Annual Hesburgh Lecture Examines the Challenges of Peacebuilding
While global violence has pervaded the nation’s consciousness for nearly 20 years, violence closer to home has become up-close and personal for Americans, according to George A. Lopez, this year’s Hesburgh lecturer at Sacred Heart University.
Recently, a standing-room-only crowd of students, faculty and community members filled the Forum at the Frank and Marisa Martire Business & Communications Center for the annual Hesburgh Alumni Lecture. The Department of Catholic Studies co-presented Lopez’s talk, “The Challenges of Peacebuilding in a World of Violence,” with the Human Journey Colloquia Series and the Notre Dame Club of Fairfield County (NDCFC). Gary L. Rose, professor and chair of SHU’s Department of Government, Politics and Global Studies, was the moderator and introduced Lopez. Jeff Nichols, of the NDCFC, also offered a few brief words.
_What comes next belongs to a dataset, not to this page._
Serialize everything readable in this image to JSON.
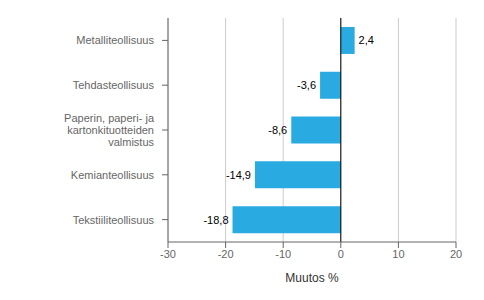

Lopez is the Hesburgh Professor Emeritus of Peace Studies at the Kroc Institute for International Peace Studies, University of Notre Dame. He is also one of the world’s ranking experts on economic sanctions, peacebuilding, the United Nations and various peace-related issues. Since the early 1990s, Lopez has advised various international agencies and governments about sanctions issues, ranging from limiting their humanitarian impact to the design of targeted financial penalties. His talk aimed to examine how we can move from being paralyzed by world violence to a state of understanding and action.
Speaking to the mostly student-aged audience, Lopez noted that today’s young people “have known nothing other than consciousness in a time of global conflict” and that this generation is “caught in this with little discussion about the good things happening across the globe.” He asked, “How can we reduce violence or approach it in a way that brings healing?”
Certainly, there is violence all around us. Examples called out by the audience included the recent mass murder in Las Vegas, systemic violence against certain communities, human trafficking and ethnic, religious and geographic conflict (what Lopez called “the dynamic of the other”).
“We’re in a world of Sneetches (Dr. Seuss’ storybook characters who practiced exclusion), wherein the nature of violence has changed from big wars” to community level acts, Lopez said. There is a growing, global list of communities in violent conflict and it’s much more traumatizing, which creates bigger challenges, he said. “As such, the nature of peace must have to change.”
Lopez put forth three approaches to a different kind of peacebuilding: 1) Peacebuilders must think, plan and act more strategically; 2) conflict resolution must give way to conflict transformation; and 3) peacebuilding demands links between community insiders and outsiders working in our inter-connected nation and world.
He explained that strategic peacebuilding requires a process he identified as SAT: Structural changes, such as new institutions, policies and big patterns of communal life that are transformational; Attitudinal changes, like influencing leaders, relational and identity-based groups, along with identifying educational and religious areas for engagement and change; and Transactional changes, maximizing the insider-outsider links, to eliminate borders. “We need to aim for conflict transformation—building dialogue and relationships among unequal parties as a long-term process,” Lopez said.
Specific peacebuilding that must come about, offered Lopez, includes intercommunal and interfaith dialogues, economic rebuilding and opportunity creation, accountability for violence and crimes, rule of law promotion, human rights implementation, managing post-conflict trauma, increased educational opportunity and community conflict handling, policing and transformation.
All these goals translate to a need for people to carry out the mission. “It’s no longer about the elites, but people in the community. There’s a piece of peacebuilding for everyone, either avocational or vocational,” Lopez said. Specifically, he explained, there’s a need for religious peacebuilders (clerics, theologians); educators to rebuild school systems and curriculums; health-care professionals of all types; legal professionals (lawyers, judges); community policing and police as peace officers; economic planners, investors and entrepreneurs; social workers and child psychologists to assist with trauma recovery; and arts people (music, theater and other creative arts).
In concluding his talk, Lopez asked the audience to consider, “Where do YOU fit in? What inspiring, connecting and inventing can you do? How can you be transformational? How can you become a ‘without borders’ person?”